С нар появляется атаман. Он трет глаза кулаками и жмурится от яркого света фонарей.

– Поспать не дают! Чего надо-та?

– Может, этот? – спрашивает офицер.

– Этот! – кричит железнодорожница. – Этот главный бандюга и есть. Он меня сзади обхватил лапищами, рот зажал да приподнял, а эти двое фонарь вырывать – и деру!

Раз! – хлестко раздается в вагоне. Раз! – мотается голова у атамана, изо рта течет черная струя. Двое держат его, офицер бьет, атаман молчит.

– Все, что ли? – кричит офицер. У него молодое и острое лицо.

– Пошли!
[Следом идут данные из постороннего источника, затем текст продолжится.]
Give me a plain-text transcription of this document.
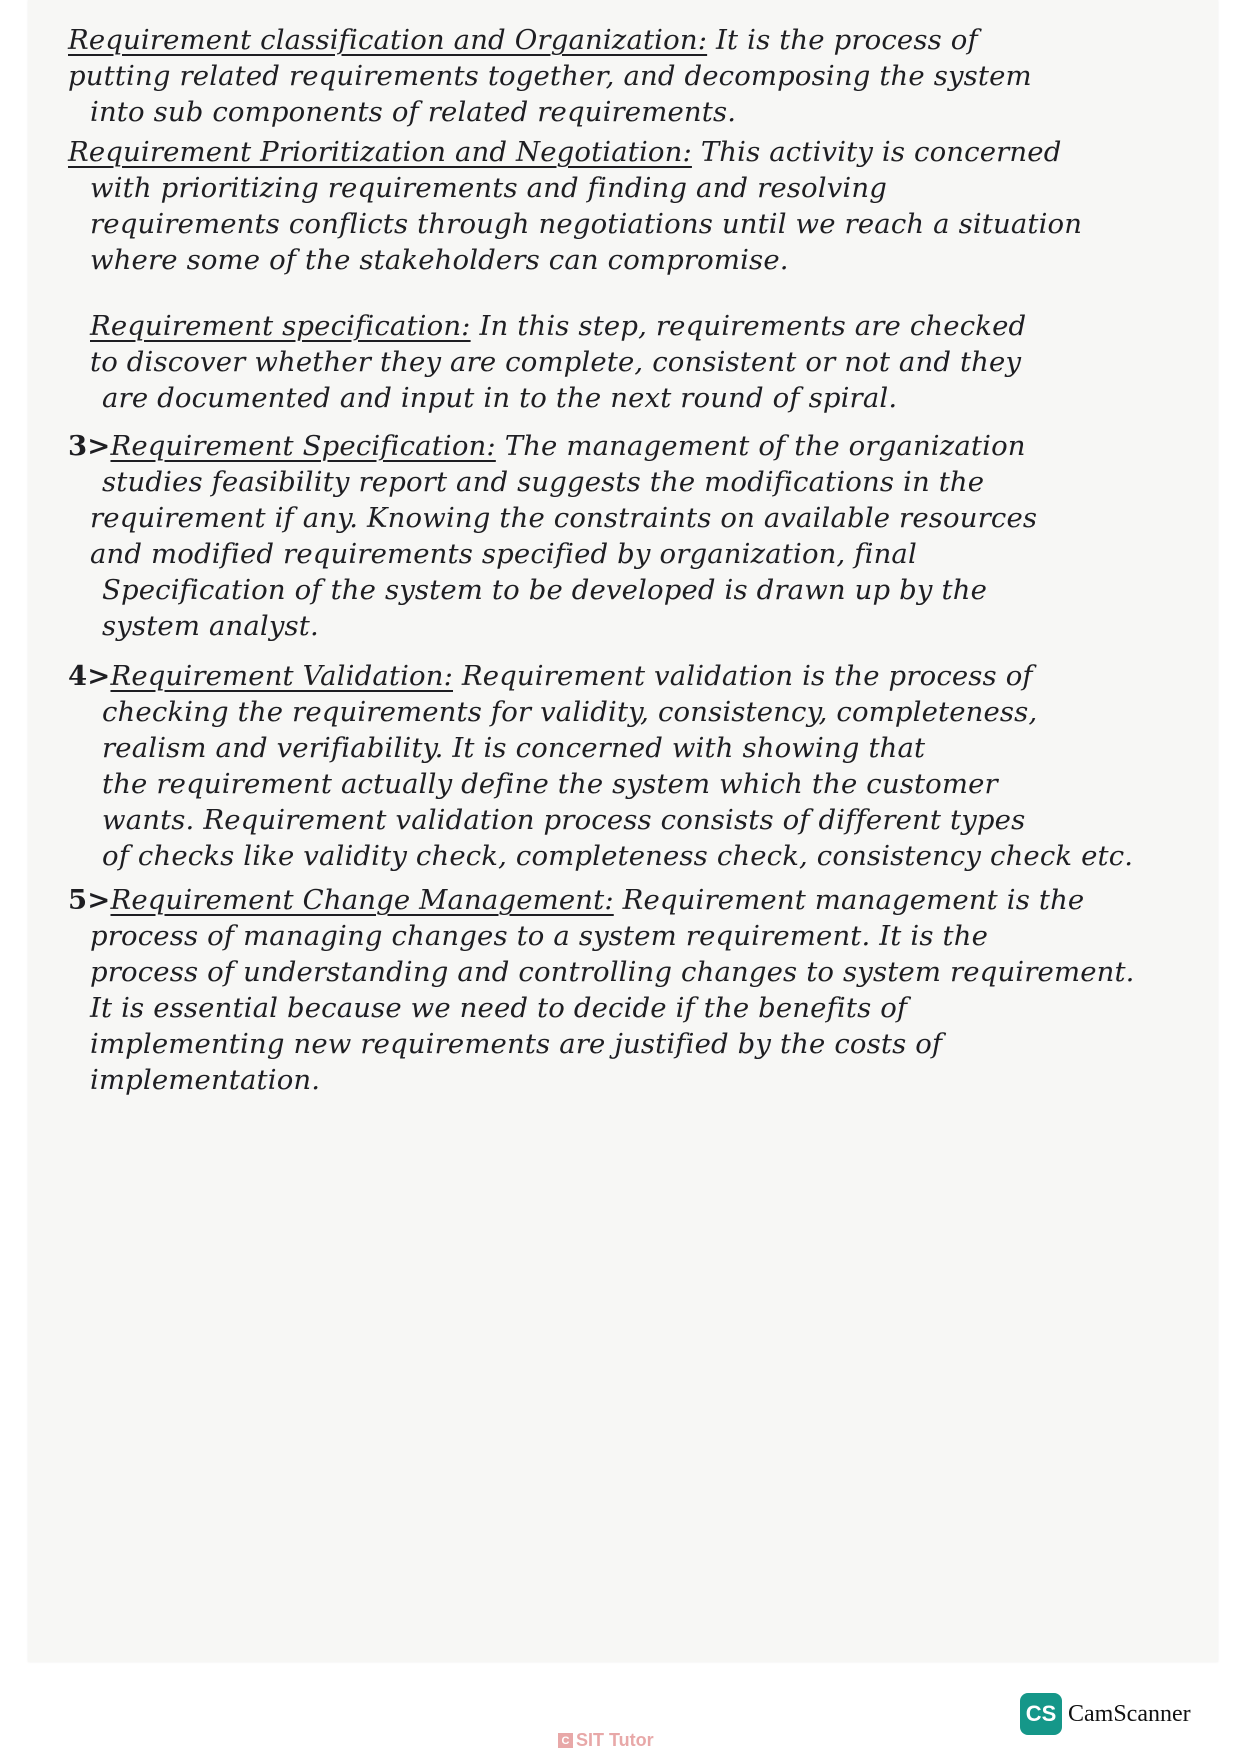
Requirement classification and Organization: It is the process of
putting related requirements together, and decomposing the system
into sub components of related requirements.
Requirement Prioritization and Negotiation: This activity is concerned
with prioritizing requirements and finding and resolving
requirements conflicts through negotiations until we reach a situation
where some of the stakeholders can compromise.
Requirement specification: In this step, requirements are checked
to discover whether they are complete, consistent or not and they
are documented and input in to the next round of spiral.
3>Requirement Specification: The management of the organization
studies feasibility report and suggests the modifications in the
requirement if any. Knowing the constraints on available resources
and modified requirements specified by organization, final
Specification of the system to be developed is drawn up by the
system analyst.
4>Requirement Validation: Requirement validation is the process of
checking the requirements for validity, consistency, completeness,
realism and verifiability. It is concerned with showing that
the requirement actually define the system which the customer
wants. Requirement validation process consists of different types
of checks like validity check, completeness check, consistency check etc.
5>Requirement Change Management: Requirement management is the
process of managing changes to a system requirement. It is the
process of understanding and controlling changes to system requirement.
It is essential because we need to decide if the benefits of
implementing new requirements are justified by the costs of
implementation.
CS CamScanner
C SIT Tutor
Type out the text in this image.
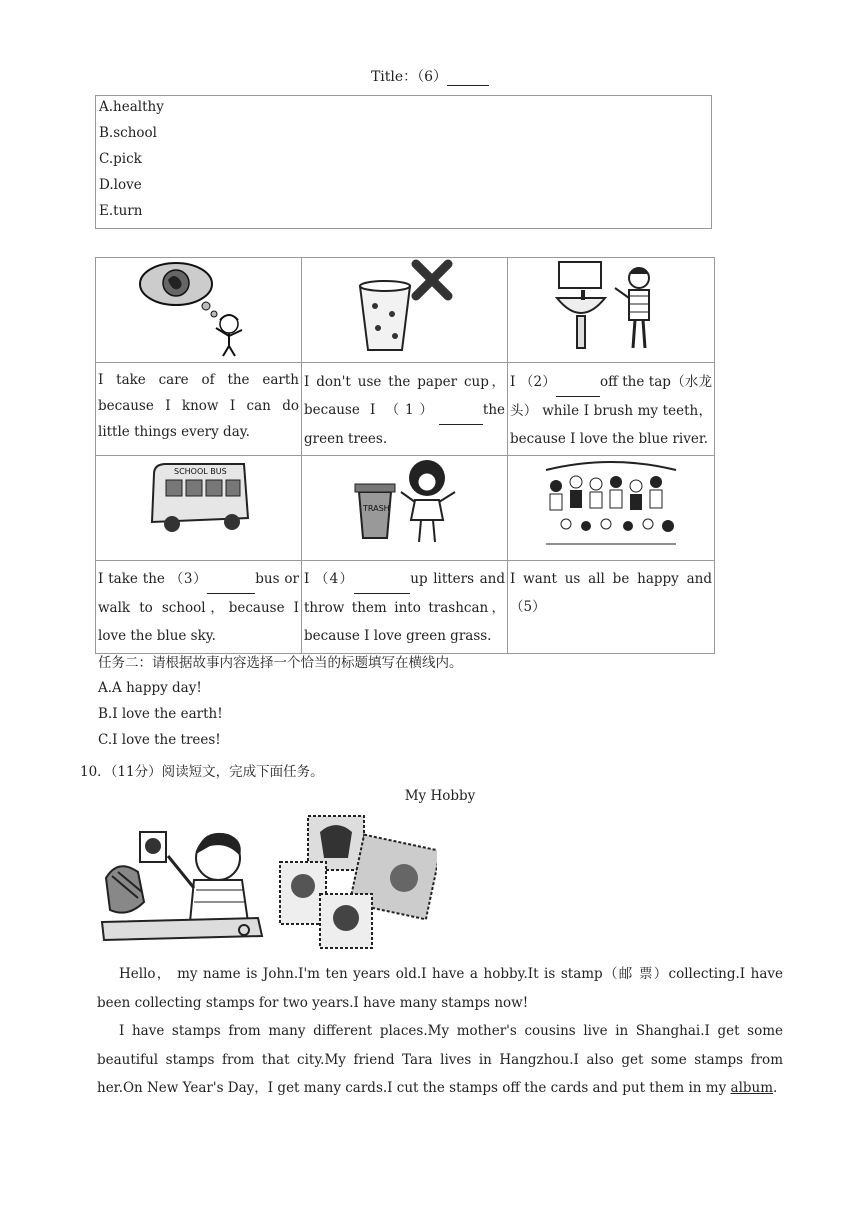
Title：（6）
A.healthy
B.school
C.pick
D.love
E.turn

I take care of the earth because I know I can do little things every day.	I don't use the paper cup，because I （1） the green trees.	I （2） off the tap（水龙头） while I brush my teeth，because I love the blue river.

SCHOOL BUS	TRASH

I take the （3） bus or walk to school，because I love the blue sky.	I （4） up litters and throw them into trashcan，because I love green grass.	I want us all be happy and （5）
任务二：请根据故事内容选择一个恰当的标题填写在横线内。
A.A happy day!
B.I love the earth!
C.I love the trees!
10．（11分）阅读短文，完成下面任务。
My Hobby

Hello， my name is John.I'm ten years old.I have a hobby.It is stamp（邮 票）collecting.I have been collecting stamps for two years.I have many stamps now!

I have stamps from many different places.My mother's cousins live in Shanghai.I get some beautiful stamps from that city.My friend Tara lives in Hangzhou.I also get some stamps from her.On New Year's Day，I get many cards.I cut the stamps off the cards and put them in my album.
Этих – взять! А вы, сволочи, запомните!

Витьку, Пашку и атамана уводят. Стук закрывающейся двери. Тишина. Темнота.

– Вот-те и беседки с фонарем, – говорит кто-то.

Мы лезем на свои места. Я укладываюсь и слышу, как Вадим убежденно говорит:

– А все отчего? Оттого, что молились с матюгами!